Enriqueceu as minhas leituras o ensaio Compromisso com o Futuro, de Francisco Jaime Quesado, que tangibiliza a lógica cronológica da evolução do passado para o presente e para o futuro, com um ritmo ordenador dado ao tempo, numa evidência relevante sobre a agenda de mudança em que nos devemos (saber) envolver, enquanto cidadãos com desafios individuais e coletivos. Porque há «um exercício de ligação permanente com o futuro que nos move a todos e que nos incentiva a ter uma atitude permanente de construção sobre o que somos, o que fazemos, o que queremos ser e o que queremos fazer», diz-nos Francisco Jaime Quesado, abrindo uma janela de leitura para mais este livro que assina.
Também dediquei tempo à leitura de Alguém Falou Sobre Nós, de Irene Vallejo, um mergulho fascinante na história dos livros e da leitura e que nos transporta desde a Antiguidade até ao presente, revelando como o amor pelos livros atravessou séculos e moldou civilizações. Uma obra repleta de curiosidades históricas e reflexões sobre o poder transformador da literatura.
Mantive-me longe no tempo, com Cícero e a sua reflexão Sobre a Velhice, um clássico que continua a ser tão relevante hoje quanto na Roma Antiga. Cícero oferece-nos uma visão otimista e filosófica sobre o envelhecer, defendendo que a velhice pode ser um tempo de sabedoria, virtude e serenidade, se aprendermos a vivê-la bem.
Calcorreei sobre a importância de andar devagar, com o livro Só Avança Quem Descansa, de Vasco Pinto de Magalhães, SJ. Num mundo que valoriza a pressa e o desempenho constante, este livro é um bálsamo. O autor defende que parar não é apenas necessário, mas essencial para avançar com propósito e significado. Uma reflexão profunda sobre a importância de equilibrar trabalho e descanso.

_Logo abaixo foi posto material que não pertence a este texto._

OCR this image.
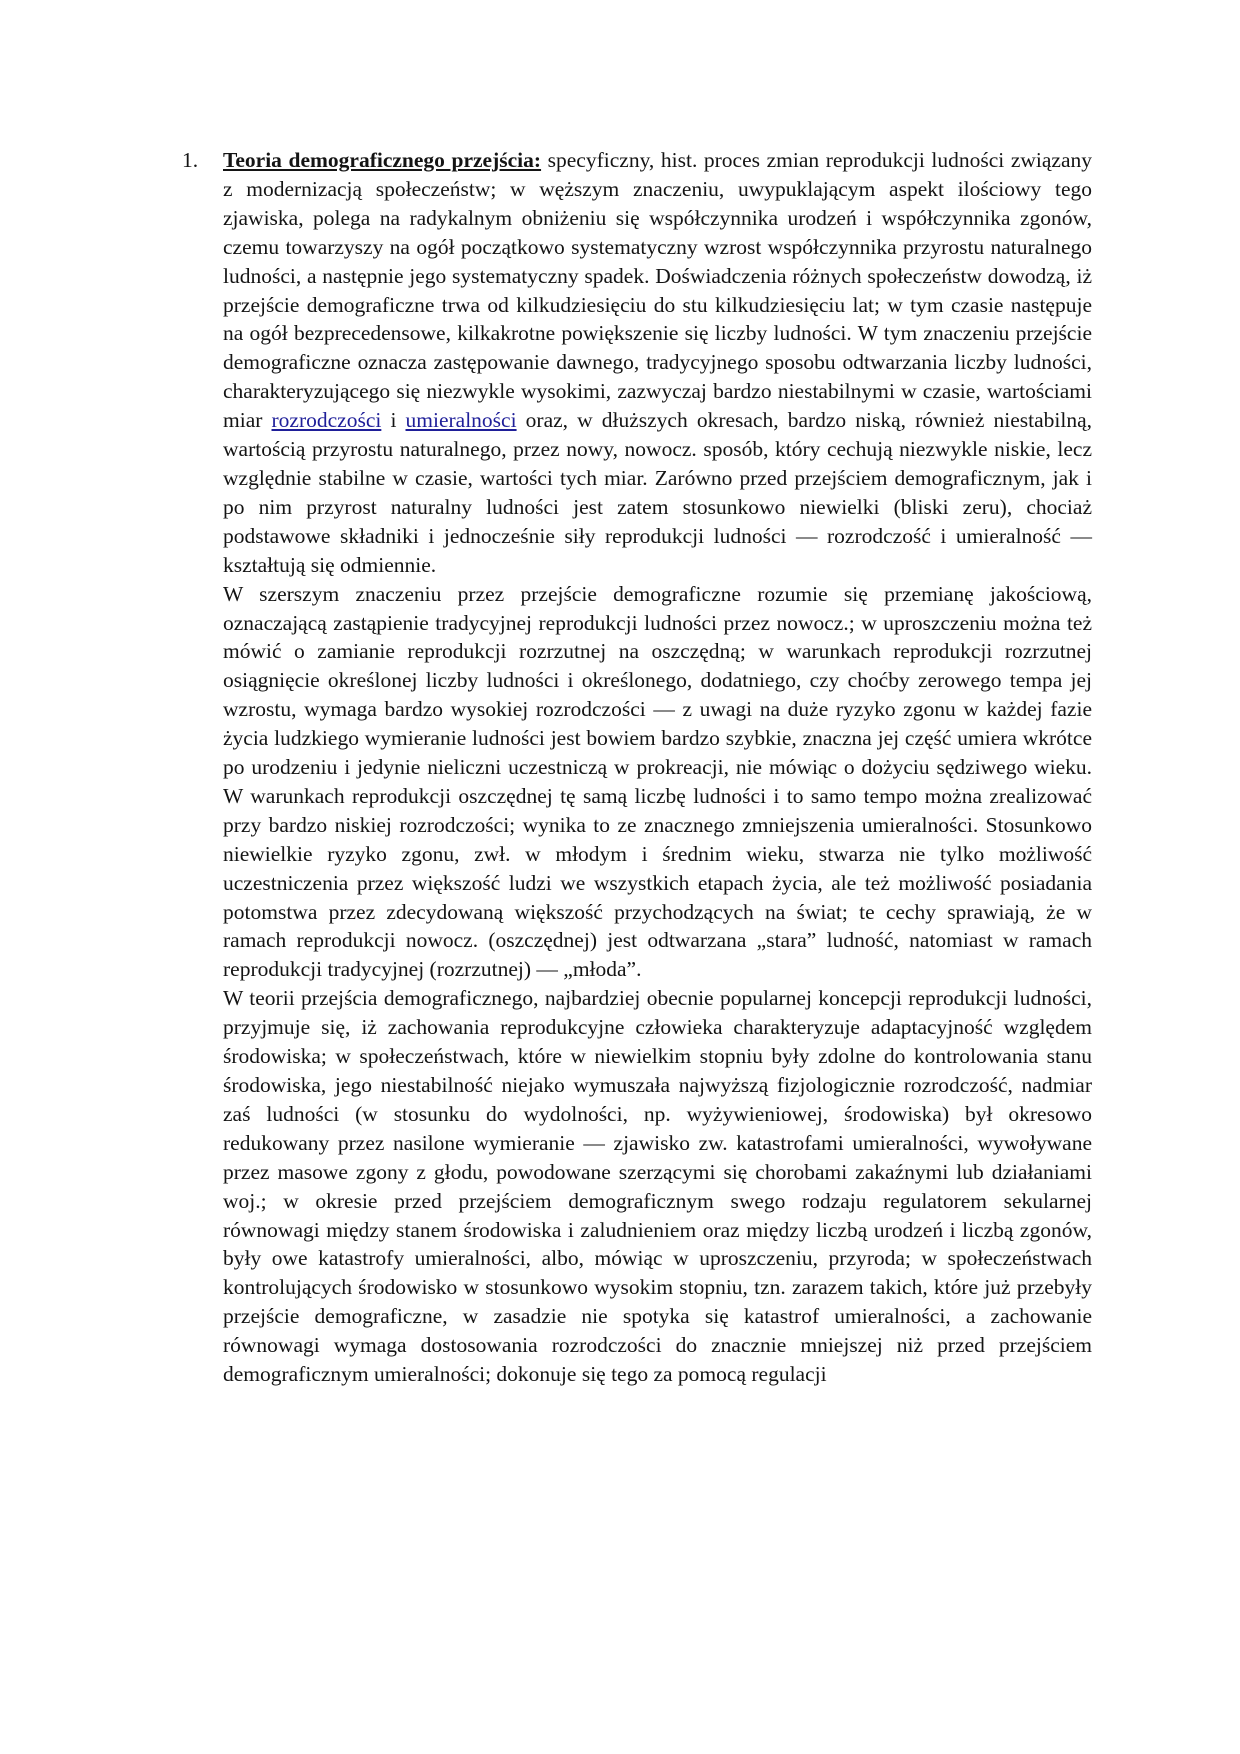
1. Teoria demograficznego przejścia: specyficzny, hist. proces zmian reprodukcji ludności związany z modernizacją społeczeństw; w węższym znaczeniu, uwypuklającym aspekt ilościowy tego zjawiska, polega na radykalnym obniżeniu się współczynnika urodzeń i współczynnika zgonów, czemu towarzyszy na ogół początkowo systematyczny wzrost współczynnika przyrostu naturalnego ludności, a następnie jego systematyczny spadek. Doświadczenia różnych społeczeństw dowodzą, iż przejście demograficzne trwa od kilkudziesięciu do stu kilkudziesięciu lat; w tym czasie następuje na ogół bezprecedensowe, kilkakrotne powiększenie się liczby ludności. W tym znaczeniu przejście demograficzne oznacza zastępowanie dawnego, tradycyjnego sposobu odtwarzania liczby ludności, charakteryzującego się niezwykle wysokimi, zazwyczaj bardzo niestabilnymi w czasie, wartościami miar rozrodczości i umieralności oraz, w dłuższych okresach, bardzo niską, również niestabilną, wartością przyrostu naturalnego, przez nowy, nowocz. sposób, który cechują niezwykle niskie, lecz względnie stabilne w czasie, wartości tych miar. Zarówno przed przejściem demograficznym, jak i po nim przyrost naturalny ludności jest zatem stosunkowo niewielki (bliski zeru), chociaż podstawowe składniki i jednocześnie siły reprodukcji ludności — rozrodczość i umieralność — kształtują się odmiennie.

W szerszym znaczeniu przez przejście demograficzne rozumie się przemianę jakościową, oznaczającą zastąpienie tradycyjnej reprodukcji ludności przez nowocz.; w uproszczeniu można też mówić o zamianie reprodukcji rozrzutnej na oszczędną; w warunkach reprodukcji rozrzutnej osiągnięcie określonej liczby ludności i określonego, dodatniego, czy choćby zerowego tempa jej wzrostu, wymaga bardzo wysokiej rozrodczości — z uwagi na duże ryzyko zgonu w każdej fazie życia ludzkiego wymieranie ludności jest bowiem bardzo szybkie, znaczna jej część umiera wkrótce po urodzeniu i jedynie nieliczni uczestniczą w prokreacji, nie mówiąc o dożyciu sędziwego wieku. W warunkach reprodukcji oszczędnej tę samą liczbę ludności i to samo tempo można zrealizować przy bardzo niskiej rozrodczości; wynika to ze znacznego zmniejszenia umieralności. Stosunkowo niewielkie ryzyko zgonu, zwł. w młodym i średnim wieku, stwarza nie tylko możliwość uczestniczenia przez większość ludzi we wszystkich etapach życia, ale też możliwość posiadania potomstwa przez zdecydowaną większość przychodzących na świat; te cechy sprawiają, że w ramach reprodukcji nowocz. (oszczędnej) jest odtwarzana „stara” ludność, natomiast w ramach reprodukcji tradycyjnej (rozrzutnej) — „młoda”.

W teorii przejścia demograficznego, najbardziej obecnie popularnej koncepcji reprodukcji ludności, przyjmuje się, iż zachowania reprodukcyjne człowieka charakteryzuje adaptacyjność względem środowiska; w społeczeństwach, które w niewielkim stopniu były zdolne do kontrolowania stanu środowiska, jego niestabilność niejako wymuszała najwyższą fizjologicznie rozrodczość, nadmiar zaś ludności (w stosunku do wydolności, np. wyżywieniowej, środowiska) był okresowo redukowany przez nasilone wymieranie — zjawisko zw. katastrofami umieralności, wywoływane przez masowe zgony z głodu, powodowane szerzącymi się chorobami zakaźnymi lub działaniami woj.; w okresie przed przejściem demograficznym swego rodzaju regulatorem sekularnej równowagi między stanem środowiska i zaludnieniem oraz między liczbą urodzeń i liczbą zgonów, były owe katastrofy umieralności, albo, mówiąc w uproszczeniu, przyroda; w społeczeństwach kontrolujących środowisko w stosunkowo wysokim stopniu, tzn. zarazem takich, które już przebyły przejście demograficzne, w zasadzie nie spotyka się katastrof umieralności, a zachowanie równowagi wymaga dostosowania rozrodczości do znacznie mniejszej niż przed przejściem demograficznym umieralności; dokonuje się tego za pomocą regulacji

Com Tommy Spaulding, fui inspirada a influenciar positivamente todos os dias alguém, através da leitura de O Dom da Influência, um guia prático e inspirador sobre como as nossas ações podem ter impacto duradouro nos outros. Spaulding demonstra que a influência verdadeira nasce da autenticidade e do desejo genuíno de melhorar a vida das pessoas ao nosso redor.
Regressei, como o faço todos os anos, a José Tolentino Mendonça, com O Hipopótamo de Deus e Outros Textos, uma coletânea de textos poéticos e ensaísticos em que encontramos o sagrado nos detalhes mais simples da vida e o divino em nós e ao nosso redor, com uma linguagem que mistura espiritualidade e poesia.
Fui de viagem com José Pedro Castanheira e a sua Volta aos Açores em 15 Dias, um convite irresistível a explorar os Açores, com descrições ricas que nos fazem sentir o aroma do mar e ouvir o vento das ilhas. Uma obra que junta viagens, história e cultura, despertando a vontade do desconhecido.
Fui desafiada por Martim Sousa Tavares a Falar Piano e Tocar Francês, com um tom descontraído e ao mesmo tempo profundo, neste livro em que o autor entrelaça música, literatura e experiências pessoais num diálogo apaixonado sobre as artes. É uma leitura absolutamente enriquecedora, ideal para quem busca descobrir novas formas de olhar para a cultura.
Também fez parte das minhas leituras em 2024 Deus na Escuridão, de Valter Hugo Mãe, uma obra em que somos convidados a refletir sobre o divino, não como algo distante, mas como uma presença na escuridão, nos nossos medos e dúvidas. Com a sua prosa inconfundível, o autor traz-nos conforto e provocações em igual medida.
A terminar o ano, acompanhou-me mais um livro instigante, A Última Conversa – Agostinho da Silva, uma entrevista de Luís Machado, com Prefácio de Eduardo Lourenço.
2025 começou. E volta a estar tudo em aberto no paraíso de que Borges nos falou. Venha o tango literário, que não nos falha.